Mexican Manners 1

Have you ever wondered what to do when meeting or greeting someone, or what is expected for simple social interactions like visiting or giving/receiving a gift? Today’s article will cover greeting people, gifts, visiting or hosting, and birthday hugs. Yes–birthday hugs, it’s a thing. 

Greeting someone

If you know this person and are friends, and one of you is female, you’ll air-kiss on the right cheek. An “air-kiss” is when the right cheeks slightly touch and a kiss happens somewhere in the air, there beside the ear.  Men will clap-shake hands and if friendly, add an embrace with a pat on the back or shoulder with the left hand. “Clap-shake” is my own term: I observe men as they greet, approaching and achieving a sound of trapped air in their clap-shake. It’s said that the deeper the sound of the clap, the deeper the friendship. Is it important to work on your “clap-shake”? No, but here’s a tip, just cup your palm a bit more than usual and swing the arm back for greater momentum as you go in for the handshake. 

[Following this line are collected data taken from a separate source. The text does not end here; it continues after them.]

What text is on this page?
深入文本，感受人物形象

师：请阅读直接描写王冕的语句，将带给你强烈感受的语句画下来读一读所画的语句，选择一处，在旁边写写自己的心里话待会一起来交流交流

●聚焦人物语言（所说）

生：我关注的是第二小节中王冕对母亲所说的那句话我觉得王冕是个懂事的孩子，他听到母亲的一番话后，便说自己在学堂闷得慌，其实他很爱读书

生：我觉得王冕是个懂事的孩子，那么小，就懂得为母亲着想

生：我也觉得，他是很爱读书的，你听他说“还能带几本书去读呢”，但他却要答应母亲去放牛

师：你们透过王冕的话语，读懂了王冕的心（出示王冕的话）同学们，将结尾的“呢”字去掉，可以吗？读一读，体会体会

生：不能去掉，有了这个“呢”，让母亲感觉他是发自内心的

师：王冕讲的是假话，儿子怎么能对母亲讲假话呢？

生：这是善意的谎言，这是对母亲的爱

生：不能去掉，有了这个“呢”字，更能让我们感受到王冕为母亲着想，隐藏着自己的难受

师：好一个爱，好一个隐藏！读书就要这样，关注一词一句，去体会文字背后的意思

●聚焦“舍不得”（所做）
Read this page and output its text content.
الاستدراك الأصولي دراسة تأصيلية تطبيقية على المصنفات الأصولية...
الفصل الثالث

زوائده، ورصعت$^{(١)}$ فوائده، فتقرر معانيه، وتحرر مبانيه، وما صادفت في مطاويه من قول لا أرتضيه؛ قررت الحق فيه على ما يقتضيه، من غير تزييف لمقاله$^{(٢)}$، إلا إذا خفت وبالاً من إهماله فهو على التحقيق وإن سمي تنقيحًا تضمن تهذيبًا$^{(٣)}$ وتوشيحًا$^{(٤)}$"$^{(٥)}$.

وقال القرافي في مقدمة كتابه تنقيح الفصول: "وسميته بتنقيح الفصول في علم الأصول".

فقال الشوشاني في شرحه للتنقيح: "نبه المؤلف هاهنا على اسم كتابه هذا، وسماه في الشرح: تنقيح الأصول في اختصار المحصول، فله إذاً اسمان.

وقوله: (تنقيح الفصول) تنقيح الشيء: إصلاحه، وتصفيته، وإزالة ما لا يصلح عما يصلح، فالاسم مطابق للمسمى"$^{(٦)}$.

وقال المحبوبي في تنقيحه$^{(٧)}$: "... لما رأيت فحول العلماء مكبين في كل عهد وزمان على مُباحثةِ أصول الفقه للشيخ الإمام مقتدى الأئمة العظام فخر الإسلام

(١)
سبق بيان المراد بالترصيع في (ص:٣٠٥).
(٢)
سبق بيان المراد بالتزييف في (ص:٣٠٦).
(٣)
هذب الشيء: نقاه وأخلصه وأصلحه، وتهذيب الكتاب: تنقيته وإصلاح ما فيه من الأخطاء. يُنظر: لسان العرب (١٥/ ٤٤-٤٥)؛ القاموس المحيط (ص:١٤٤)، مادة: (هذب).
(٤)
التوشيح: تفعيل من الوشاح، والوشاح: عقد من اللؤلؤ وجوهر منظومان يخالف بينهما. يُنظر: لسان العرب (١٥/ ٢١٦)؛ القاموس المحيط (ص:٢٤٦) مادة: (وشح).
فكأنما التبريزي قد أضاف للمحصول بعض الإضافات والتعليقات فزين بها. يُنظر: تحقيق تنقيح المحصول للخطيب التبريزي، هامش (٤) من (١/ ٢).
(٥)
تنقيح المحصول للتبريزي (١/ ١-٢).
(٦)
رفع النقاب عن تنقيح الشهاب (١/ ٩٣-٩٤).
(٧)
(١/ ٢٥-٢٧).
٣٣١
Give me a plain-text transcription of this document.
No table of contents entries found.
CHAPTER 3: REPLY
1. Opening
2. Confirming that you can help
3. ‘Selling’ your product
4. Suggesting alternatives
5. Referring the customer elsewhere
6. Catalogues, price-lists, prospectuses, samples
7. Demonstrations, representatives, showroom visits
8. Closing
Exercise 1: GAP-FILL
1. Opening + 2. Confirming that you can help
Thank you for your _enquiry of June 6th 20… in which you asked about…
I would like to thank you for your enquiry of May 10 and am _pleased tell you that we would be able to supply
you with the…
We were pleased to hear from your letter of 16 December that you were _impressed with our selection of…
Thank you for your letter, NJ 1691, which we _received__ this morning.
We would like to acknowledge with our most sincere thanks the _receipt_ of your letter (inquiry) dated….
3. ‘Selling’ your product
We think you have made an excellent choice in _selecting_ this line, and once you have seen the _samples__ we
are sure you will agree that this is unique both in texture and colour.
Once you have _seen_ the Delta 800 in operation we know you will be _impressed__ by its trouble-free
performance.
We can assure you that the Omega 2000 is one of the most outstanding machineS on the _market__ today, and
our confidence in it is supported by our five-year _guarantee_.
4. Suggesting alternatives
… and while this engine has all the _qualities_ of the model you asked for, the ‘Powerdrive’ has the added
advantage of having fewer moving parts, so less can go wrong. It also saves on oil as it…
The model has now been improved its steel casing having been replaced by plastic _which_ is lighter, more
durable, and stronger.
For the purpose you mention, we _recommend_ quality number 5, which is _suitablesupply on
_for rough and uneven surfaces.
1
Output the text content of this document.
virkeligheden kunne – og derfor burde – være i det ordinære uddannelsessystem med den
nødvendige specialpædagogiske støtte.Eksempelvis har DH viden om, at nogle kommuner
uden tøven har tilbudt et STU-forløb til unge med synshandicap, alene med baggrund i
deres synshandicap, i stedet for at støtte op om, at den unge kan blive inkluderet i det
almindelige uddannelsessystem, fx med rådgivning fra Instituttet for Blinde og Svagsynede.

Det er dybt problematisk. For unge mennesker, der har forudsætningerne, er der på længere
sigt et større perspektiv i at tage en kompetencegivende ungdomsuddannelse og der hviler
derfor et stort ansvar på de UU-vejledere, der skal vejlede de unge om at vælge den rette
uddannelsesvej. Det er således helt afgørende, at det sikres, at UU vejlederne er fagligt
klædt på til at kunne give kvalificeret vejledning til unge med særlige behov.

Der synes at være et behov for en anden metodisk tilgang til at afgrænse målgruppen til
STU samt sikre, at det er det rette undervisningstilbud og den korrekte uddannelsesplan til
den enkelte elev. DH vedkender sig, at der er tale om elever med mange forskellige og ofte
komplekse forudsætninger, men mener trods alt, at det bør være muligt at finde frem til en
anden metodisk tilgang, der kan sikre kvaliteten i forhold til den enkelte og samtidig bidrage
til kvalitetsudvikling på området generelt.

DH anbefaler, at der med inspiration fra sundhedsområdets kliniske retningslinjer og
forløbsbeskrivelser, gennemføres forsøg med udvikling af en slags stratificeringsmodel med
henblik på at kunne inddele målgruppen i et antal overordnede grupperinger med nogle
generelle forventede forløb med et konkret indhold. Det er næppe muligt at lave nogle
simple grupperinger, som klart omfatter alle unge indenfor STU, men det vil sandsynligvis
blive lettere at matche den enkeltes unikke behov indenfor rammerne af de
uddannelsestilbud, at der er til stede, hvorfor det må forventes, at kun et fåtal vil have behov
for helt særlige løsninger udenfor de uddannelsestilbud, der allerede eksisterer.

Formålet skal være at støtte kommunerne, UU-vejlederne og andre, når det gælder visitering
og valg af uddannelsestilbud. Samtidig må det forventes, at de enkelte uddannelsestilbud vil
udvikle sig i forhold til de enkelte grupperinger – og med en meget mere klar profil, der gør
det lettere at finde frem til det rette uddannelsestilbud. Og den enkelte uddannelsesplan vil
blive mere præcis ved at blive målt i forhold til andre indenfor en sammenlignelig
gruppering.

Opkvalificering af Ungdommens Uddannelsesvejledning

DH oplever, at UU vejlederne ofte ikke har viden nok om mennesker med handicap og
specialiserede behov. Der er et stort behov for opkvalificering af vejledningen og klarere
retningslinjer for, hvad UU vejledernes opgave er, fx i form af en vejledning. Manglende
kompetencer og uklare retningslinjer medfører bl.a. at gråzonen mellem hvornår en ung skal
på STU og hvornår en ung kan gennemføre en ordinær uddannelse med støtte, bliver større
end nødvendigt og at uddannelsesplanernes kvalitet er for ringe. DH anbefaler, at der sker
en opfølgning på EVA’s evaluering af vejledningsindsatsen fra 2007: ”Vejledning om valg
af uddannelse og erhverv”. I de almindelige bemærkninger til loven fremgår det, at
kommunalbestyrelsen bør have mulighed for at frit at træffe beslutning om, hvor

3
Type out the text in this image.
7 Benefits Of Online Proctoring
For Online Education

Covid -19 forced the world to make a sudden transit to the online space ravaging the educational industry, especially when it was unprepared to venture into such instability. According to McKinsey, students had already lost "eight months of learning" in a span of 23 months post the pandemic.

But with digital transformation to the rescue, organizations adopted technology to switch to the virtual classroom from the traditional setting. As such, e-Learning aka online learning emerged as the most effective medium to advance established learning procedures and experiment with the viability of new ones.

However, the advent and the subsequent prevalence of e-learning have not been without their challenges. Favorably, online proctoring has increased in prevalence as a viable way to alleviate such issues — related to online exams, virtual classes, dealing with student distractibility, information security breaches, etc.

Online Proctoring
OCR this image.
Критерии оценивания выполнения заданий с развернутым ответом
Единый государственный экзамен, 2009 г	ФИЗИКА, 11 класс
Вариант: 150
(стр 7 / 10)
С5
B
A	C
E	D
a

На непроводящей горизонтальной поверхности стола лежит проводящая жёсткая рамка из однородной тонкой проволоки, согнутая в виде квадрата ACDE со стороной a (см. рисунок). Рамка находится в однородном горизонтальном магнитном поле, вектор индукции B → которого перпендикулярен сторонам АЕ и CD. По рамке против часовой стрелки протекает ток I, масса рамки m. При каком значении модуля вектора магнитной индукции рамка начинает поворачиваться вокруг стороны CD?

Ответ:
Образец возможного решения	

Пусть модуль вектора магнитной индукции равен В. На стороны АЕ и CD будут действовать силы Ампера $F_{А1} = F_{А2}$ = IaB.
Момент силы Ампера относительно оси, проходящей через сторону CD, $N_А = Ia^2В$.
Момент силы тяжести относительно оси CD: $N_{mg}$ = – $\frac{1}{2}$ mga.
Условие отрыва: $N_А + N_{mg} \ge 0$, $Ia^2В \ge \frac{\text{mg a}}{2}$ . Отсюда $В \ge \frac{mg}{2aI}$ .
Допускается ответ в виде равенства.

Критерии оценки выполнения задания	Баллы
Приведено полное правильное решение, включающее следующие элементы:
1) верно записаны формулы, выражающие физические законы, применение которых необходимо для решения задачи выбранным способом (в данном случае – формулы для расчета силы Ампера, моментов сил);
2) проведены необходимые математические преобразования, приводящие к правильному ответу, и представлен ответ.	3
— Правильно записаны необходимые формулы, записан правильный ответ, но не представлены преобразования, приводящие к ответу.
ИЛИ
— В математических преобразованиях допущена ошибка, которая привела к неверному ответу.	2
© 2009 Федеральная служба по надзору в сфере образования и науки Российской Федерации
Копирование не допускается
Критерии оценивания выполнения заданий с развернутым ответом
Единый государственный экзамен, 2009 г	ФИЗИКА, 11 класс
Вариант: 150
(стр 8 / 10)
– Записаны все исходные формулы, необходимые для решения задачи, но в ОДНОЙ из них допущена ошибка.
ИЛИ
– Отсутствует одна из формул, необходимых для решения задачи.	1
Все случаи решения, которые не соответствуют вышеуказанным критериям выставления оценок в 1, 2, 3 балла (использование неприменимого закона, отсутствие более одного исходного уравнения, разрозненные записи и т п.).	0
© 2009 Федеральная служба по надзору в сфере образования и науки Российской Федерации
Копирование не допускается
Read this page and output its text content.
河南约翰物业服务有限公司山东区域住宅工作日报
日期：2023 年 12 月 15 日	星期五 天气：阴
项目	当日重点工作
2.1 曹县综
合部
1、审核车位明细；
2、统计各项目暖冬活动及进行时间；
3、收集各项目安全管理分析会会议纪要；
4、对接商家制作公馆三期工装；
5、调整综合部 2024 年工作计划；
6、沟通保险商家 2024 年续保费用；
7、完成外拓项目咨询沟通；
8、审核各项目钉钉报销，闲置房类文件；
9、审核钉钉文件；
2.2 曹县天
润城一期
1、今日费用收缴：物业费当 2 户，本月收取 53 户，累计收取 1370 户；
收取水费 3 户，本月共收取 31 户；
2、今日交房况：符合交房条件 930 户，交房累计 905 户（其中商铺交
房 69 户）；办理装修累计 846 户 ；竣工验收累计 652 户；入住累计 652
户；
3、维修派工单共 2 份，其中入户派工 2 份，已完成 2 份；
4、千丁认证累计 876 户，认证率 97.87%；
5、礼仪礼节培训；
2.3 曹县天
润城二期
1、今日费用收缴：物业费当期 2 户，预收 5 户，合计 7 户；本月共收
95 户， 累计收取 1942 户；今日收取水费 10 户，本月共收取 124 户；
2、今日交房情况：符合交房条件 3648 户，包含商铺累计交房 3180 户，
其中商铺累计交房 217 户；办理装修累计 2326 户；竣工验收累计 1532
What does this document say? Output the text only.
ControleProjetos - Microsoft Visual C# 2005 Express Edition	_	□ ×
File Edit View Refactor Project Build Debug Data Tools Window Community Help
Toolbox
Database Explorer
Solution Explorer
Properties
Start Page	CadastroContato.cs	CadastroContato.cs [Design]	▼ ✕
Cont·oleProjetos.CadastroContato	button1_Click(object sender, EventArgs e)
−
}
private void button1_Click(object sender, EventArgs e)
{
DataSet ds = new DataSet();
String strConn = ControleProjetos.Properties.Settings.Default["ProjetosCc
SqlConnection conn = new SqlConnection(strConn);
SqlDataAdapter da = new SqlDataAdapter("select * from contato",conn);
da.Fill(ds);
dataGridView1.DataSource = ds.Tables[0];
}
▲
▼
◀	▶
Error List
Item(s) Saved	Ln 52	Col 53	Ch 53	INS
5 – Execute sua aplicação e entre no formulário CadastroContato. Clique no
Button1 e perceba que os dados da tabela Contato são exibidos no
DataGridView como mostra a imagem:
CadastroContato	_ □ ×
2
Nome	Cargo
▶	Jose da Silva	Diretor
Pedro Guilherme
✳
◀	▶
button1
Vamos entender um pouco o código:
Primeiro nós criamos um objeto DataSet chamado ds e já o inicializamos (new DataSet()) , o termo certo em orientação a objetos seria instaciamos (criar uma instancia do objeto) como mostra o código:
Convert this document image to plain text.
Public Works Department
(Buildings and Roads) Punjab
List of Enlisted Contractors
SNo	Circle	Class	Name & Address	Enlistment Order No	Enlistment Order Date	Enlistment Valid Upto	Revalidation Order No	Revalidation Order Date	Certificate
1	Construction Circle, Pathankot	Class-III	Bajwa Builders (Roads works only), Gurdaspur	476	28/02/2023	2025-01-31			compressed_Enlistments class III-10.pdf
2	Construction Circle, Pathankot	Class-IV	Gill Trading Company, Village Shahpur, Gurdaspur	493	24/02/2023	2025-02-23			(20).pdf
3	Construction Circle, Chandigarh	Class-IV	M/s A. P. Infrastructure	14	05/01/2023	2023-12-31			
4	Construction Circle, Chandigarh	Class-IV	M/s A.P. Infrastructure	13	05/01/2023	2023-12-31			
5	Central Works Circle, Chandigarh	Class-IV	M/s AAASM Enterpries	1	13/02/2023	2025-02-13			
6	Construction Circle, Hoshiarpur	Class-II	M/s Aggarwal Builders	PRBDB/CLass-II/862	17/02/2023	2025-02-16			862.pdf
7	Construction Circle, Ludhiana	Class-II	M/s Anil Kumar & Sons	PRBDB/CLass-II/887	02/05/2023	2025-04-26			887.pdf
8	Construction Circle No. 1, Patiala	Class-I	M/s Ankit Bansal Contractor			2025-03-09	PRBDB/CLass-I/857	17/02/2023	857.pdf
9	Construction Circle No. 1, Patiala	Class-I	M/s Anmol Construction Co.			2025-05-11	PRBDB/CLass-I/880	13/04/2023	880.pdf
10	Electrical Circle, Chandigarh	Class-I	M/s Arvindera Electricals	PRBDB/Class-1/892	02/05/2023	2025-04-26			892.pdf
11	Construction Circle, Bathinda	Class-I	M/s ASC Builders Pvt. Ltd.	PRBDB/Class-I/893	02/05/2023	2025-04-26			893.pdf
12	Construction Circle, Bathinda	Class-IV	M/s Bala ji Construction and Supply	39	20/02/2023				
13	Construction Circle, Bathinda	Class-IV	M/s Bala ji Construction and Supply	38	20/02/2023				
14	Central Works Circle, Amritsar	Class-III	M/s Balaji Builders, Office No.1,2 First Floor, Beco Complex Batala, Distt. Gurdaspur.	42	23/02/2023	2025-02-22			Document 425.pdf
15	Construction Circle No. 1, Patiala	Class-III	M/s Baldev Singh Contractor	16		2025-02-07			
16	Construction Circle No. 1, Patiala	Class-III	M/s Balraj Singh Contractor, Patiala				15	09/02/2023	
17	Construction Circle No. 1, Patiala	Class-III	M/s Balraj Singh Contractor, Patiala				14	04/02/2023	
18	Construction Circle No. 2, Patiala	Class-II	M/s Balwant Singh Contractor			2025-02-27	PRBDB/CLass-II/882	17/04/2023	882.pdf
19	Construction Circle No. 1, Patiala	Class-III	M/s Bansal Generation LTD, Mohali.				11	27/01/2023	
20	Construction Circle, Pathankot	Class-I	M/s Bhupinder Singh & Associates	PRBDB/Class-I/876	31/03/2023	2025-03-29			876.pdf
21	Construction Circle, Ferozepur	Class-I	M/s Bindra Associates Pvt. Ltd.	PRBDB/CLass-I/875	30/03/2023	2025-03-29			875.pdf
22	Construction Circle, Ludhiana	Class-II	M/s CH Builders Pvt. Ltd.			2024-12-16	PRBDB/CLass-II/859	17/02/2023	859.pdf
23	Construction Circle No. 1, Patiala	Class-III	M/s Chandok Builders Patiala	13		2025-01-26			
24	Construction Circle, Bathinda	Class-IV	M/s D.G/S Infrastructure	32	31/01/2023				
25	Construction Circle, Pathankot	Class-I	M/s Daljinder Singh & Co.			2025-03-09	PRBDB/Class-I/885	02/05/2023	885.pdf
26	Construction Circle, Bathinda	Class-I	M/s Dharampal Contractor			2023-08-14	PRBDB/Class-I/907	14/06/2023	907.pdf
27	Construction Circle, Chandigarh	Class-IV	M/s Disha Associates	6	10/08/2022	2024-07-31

But what if you are not friends? Meeting someone for the first time a simple handshake is definitely in order for all, and between women, perhaps an air-kiss. The level of contact will be influenced by what sort of relationship is implied (Is it a party? Cocktails? Business event? Appointment? Class? On the street?) and your age–younger, more casual, older, more formal. 

If the person is a business associate, or doing something for you (lawyer, real estate agent, office bureaucrat, contractor, teacher, etc.), you’ll usually shake hands only, regardless of gender. Include a greeting: a little Buenas Tardes goes a long way in this warm latin culture. People from North America are considered a bit rude when we express our business directly without having said a greeting first. If the person is a domestic employee, it’s customary to speak a greeting upon seeing one another, with no handshake necessary. 

Hugs

Mexicans will freely hug in many situations that are familiar to North Americans, but there are two distinct moments where it is almost required that the parties hug, in a way that is a bit different than our own: birthdays and gifts.  You may have noticed that when a Mexican discovers it is your birthday they will approach you for a hug, even if you have recently already embraced in greeting. It’s a thing that one does on birthdays, and it also applies when you find out it’s someone’s birthday.  This crosses all the class lines–including, for example, your domestic employees, local taco vendor, or anyone else you wouldn’t hug otherwise. I think of it as a gift–where one size fits all, and works for any budget. DO do the birthday hug.

On that note, the gift. When you receive a gift, whether you open it in that moment or will open it later, the giver and receiver will hug. Again, this applies similarly to the birthday hug in that you will hug again even if you recently hugged upon greeting.   Let’s say you’re attending a birthday party bearing a gift: expect to hug twice. 

Cultural tip: be careful complimenting a specific item a person is wearing–they are very likely to take it off and give it to you either in that moment, or later, if it is a garment they are wearing. I am always careful to compliment that the item in question looks good on them. That way, I won’t trigger this beautiful, entirely-too-generous gesture that is part of Mexican culture. 

Food and Drink for Guests

Expect to be offered, and accept, something to drink when at someone’s house, and offer something to drink if anyone comes to yours. Even if all you have is water, do offer something. Generally speaking, I accept the beverage (requesting water, if it’s an unexpected visit on my part) because to not accept could be perceived as a slight. Hospitality is a very important value. Also, if anyone has anything that others around do not have (a snack, even a plate of food in a restaurant), it is polite to offer if anyone would like some. This is taught to children very young, and is considered selfish to not offer it around. “¿Gustan?” is the term used for this gesture.  Must you take some of what is offered? Not necessarily: if it’s obviously their dinner, it’s expected to graciously refuse. If it’s a bag of chips or other small item, easy enough to take a small amount, I will do so for the sake of courtesy. However, it’s not considered rude to refuse these small amounts either, but do smile and say “muy amable”–how kind of you to offer. 

Intercultural encounters are the very best way to learn Spanish and integrate into the communities we inhabit. They enrich our lives beyond measure, providing points of contact within a warm culture that values human connection and hospitality.